Fear of falls “But my leg been giving out on me because sometimes I can walk and sometimes I can’t. If I were walking it’d just give out. …it made me sit in a chair. I was scared.”
Losing autonomy “When I’m getting ready to go to bed and I’ve got to go to the bathroom and then I got to pick up the phone and call and have somebody come to hold my hand when I go to the bathroom. …Yes, it’s irritating and plus the fact you won’t ever be able to say you can do it yourself if they keep taking it away from you and because they’re afraid they’re going to have somebody injured”.
Interpersonal
Communication “Yes, they say I should you know walk around the nurse’s station or something like that, yes… they encourage me to, the doctor. It helps me. It helps me to get up and walk…The physical therapists, the nurses, the doctors; all of them.”
“Well they haven’t talked to me too much about moving around since I been in here.”
Organizational
Moving safely “I could walk more but they don’t want me to go by myself yet. Because they’re afraid I might fall.” “They were overly cautious but that’s because we’re in the hospital.”
PROVIDERS
Intrapersonal
Patient Health Status “Some patients, you know, all that they could do prior to coming in was to get out of bed to a chair. Well that’s the benchmark, that’s what they need to do while they’re here in the hospital. For patients that are independent ambulators, they need to be independently ambulating.” [Hospitalist]
Interpersonal
Communication “I think that has a lot to do with doctors a lot of times, just randomly ordering consults and not really looking at our assessment because you go like PT is coming to see them like for what? They’re walking around the hallways.” [Nurse]

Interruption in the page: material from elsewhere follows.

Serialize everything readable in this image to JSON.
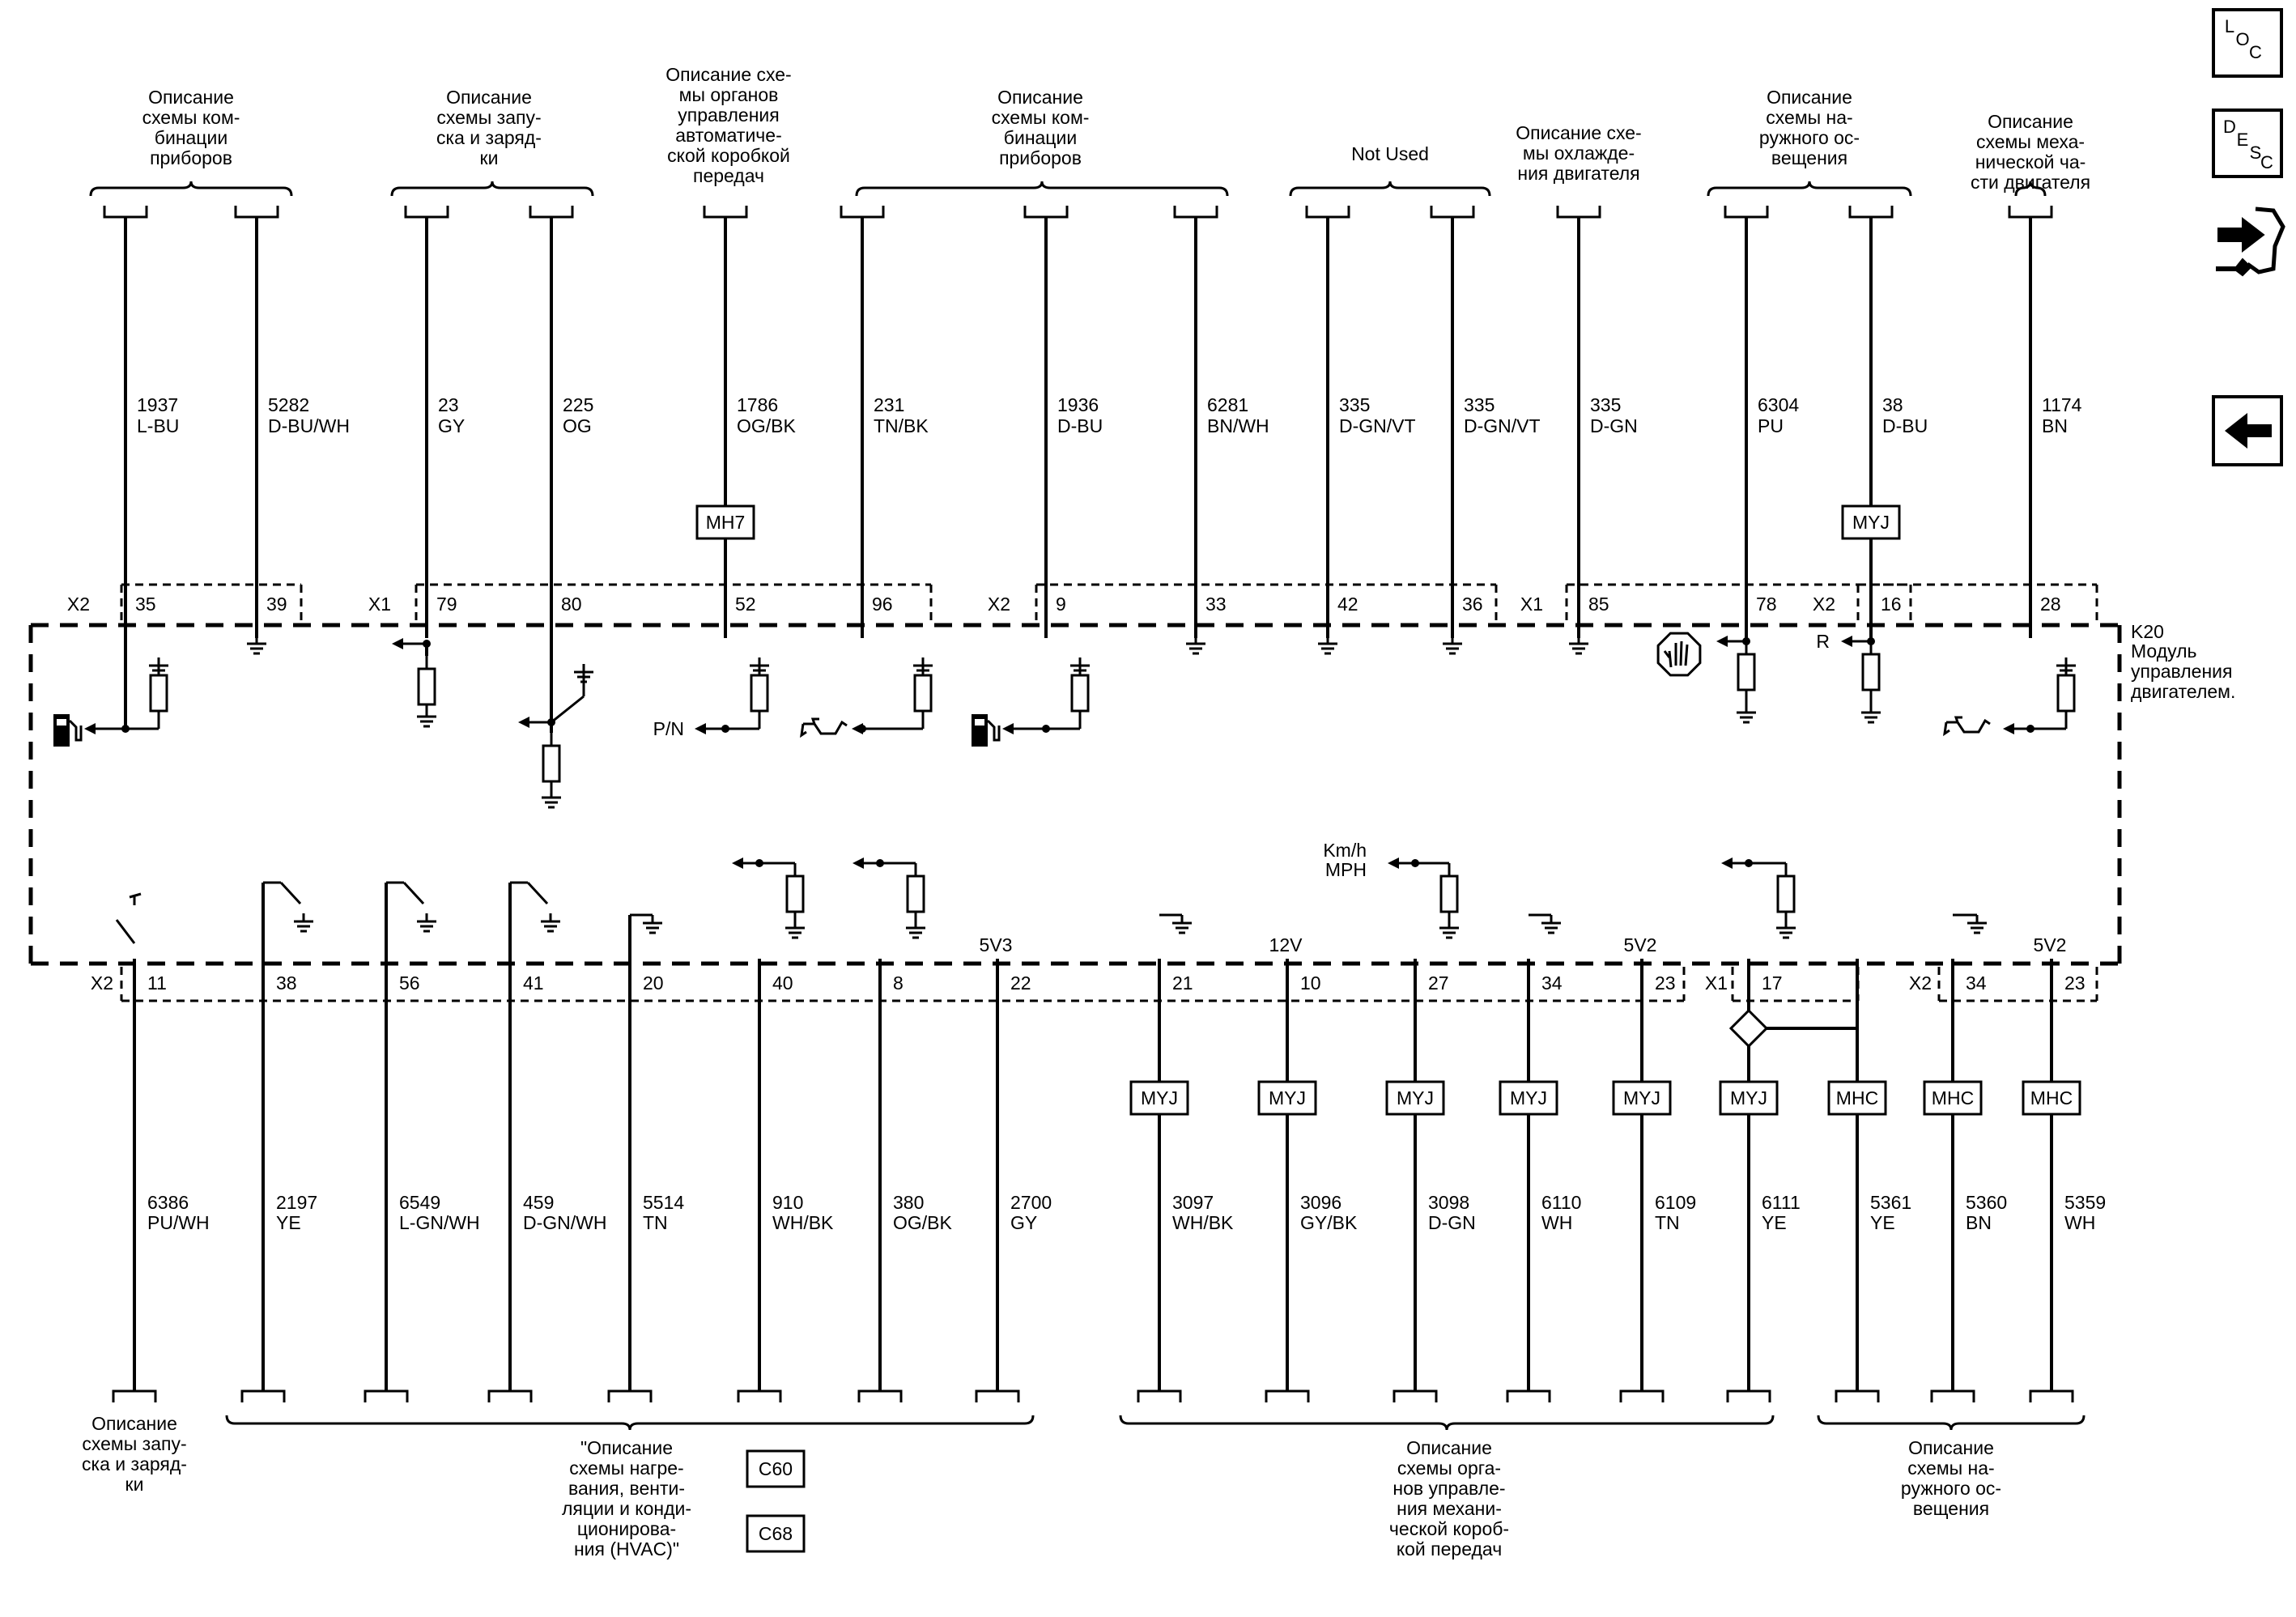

“We can make recommendations, but really we would have usually been consulted right when they first came in or if they were up mobilizing with nursing they might not have had that decline to begin with and we wouldn’t have been needed.” [PT and OT]
“I think a lot of my fellow hospitalists will say the same thing. That’s the biggest thing they look for in PT notes is the discharge recommendation. So I don’t even know if they do put ambulation time in that PT note because it’s too long to go through.” [Hospitalist]
Organizational
Roles and Responsibility “I think that there, in all honesty, is a general hesitation because we have such a high falls risk population that a lot of times especially maybe less experienced nurses will want to wait until there’s been a PT consult to kind of verify what’s the best way to move this person and that person may not even be on the agenda for a PT consult so then they sit in the bed these two or three days” [Nurse]
“Physical therapy is used to doing this, that’s who should be doing this because I have other things to do besides try to figure out a plan of why somebody’s not being as mobile and stuff.” [Nurse]
“We are lacking both human resources, physical resources, we may know that someone needs to use a walker, but we can’t get a walker unless PT brings it to the room”. [Nurse]
Environmental
Falls Never Event “We still think that even the fall risk patients should get out of bed to a chair but I think even with that, when they get that falls risk thing put on we become less confident that we can encourage safe mobility. I think then, we tend to rely more on physical therapists” [Hospitalist]
Patient Geographic Location “It’s just a culture commitment as buy in from like the nursing, the patients, the physicians, physical therapists that are on the unit and they have like, this goal towards mobility…they’re committed to it and it’s worked.” [Resident].